The original plan involved a dual-back set made up of David Wilson and Andre Brown. Wilson was tabbed as the starting back and Brown would provide the thunder to his lightning. Brown ended up fracturing his leg in the preseason and now Wilson has missed the last three games with a neck injury.
Brandon Jacobs was signed back in mid-September after Wilson looked shaky early, including a two-fumble performance in the season opener. Jacobs broke out for 106 rushing yards and two touchdowns against the Chicago Bears but suffered a hamstring injury along the way.
The Giants then signed Peyton Hillis after rookie Michael Cox was left as the only healthy running back on the roster. Hillis has proved to be a godsend in the last two weeks, racking up 106 rushing yards, eight receptions for 60 receiving yards and one touchdown in his two games as a Giant. The numbers don’t jump from the page, but his impact led to the first two wins of New York’s season.

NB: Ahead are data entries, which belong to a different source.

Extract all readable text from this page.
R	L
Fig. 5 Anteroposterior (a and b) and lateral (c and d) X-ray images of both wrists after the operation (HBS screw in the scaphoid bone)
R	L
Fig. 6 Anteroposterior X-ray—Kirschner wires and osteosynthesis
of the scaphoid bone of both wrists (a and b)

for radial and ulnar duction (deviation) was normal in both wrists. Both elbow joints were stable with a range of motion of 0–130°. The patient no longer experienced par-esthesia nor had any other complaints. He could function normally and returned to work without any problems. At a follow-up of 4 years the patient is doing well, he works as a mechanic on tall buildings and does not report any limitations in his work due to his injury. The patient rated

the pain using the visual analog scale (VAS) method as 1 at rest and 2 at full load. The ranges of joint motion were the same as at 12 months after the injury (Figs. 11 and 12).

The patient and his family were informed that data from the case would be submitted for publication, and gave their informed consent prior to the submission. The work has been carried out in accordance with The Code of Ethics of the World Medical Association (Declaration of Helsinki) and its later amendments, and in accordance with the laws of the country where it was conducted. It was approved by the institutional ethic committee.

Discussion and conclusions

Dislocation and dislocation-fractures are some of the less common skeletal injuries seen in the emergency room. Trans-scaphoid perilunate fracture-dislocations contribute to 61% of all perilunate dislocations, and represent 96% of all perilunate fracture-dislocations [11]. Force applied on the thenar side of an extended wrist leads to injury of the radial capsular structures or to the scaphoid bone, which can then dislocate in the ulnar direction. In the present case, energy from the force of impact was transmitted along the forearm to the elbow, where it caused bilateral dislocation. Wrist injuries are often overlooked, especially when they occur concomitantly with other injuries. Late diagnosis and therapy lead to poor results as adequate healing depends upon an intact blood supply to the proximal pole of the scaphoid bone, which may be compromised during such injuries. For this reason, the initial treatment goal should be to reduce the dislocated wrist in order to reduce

If Brown comes back healthy he should take over as the starting running back. Brown showed last year that he can handle the load when he stepped in for an injured Ahmad Bradshaw. The highlight of his season came in Carolina last year where he rushed for 113 yards and two touchdowns.
Brown should provide a lift and improve New York’s 29th ranked rushing attack. A successful ground game will alleviate some pressure from Eli Manning‘s shoulders and fast-track the Giants to continued success.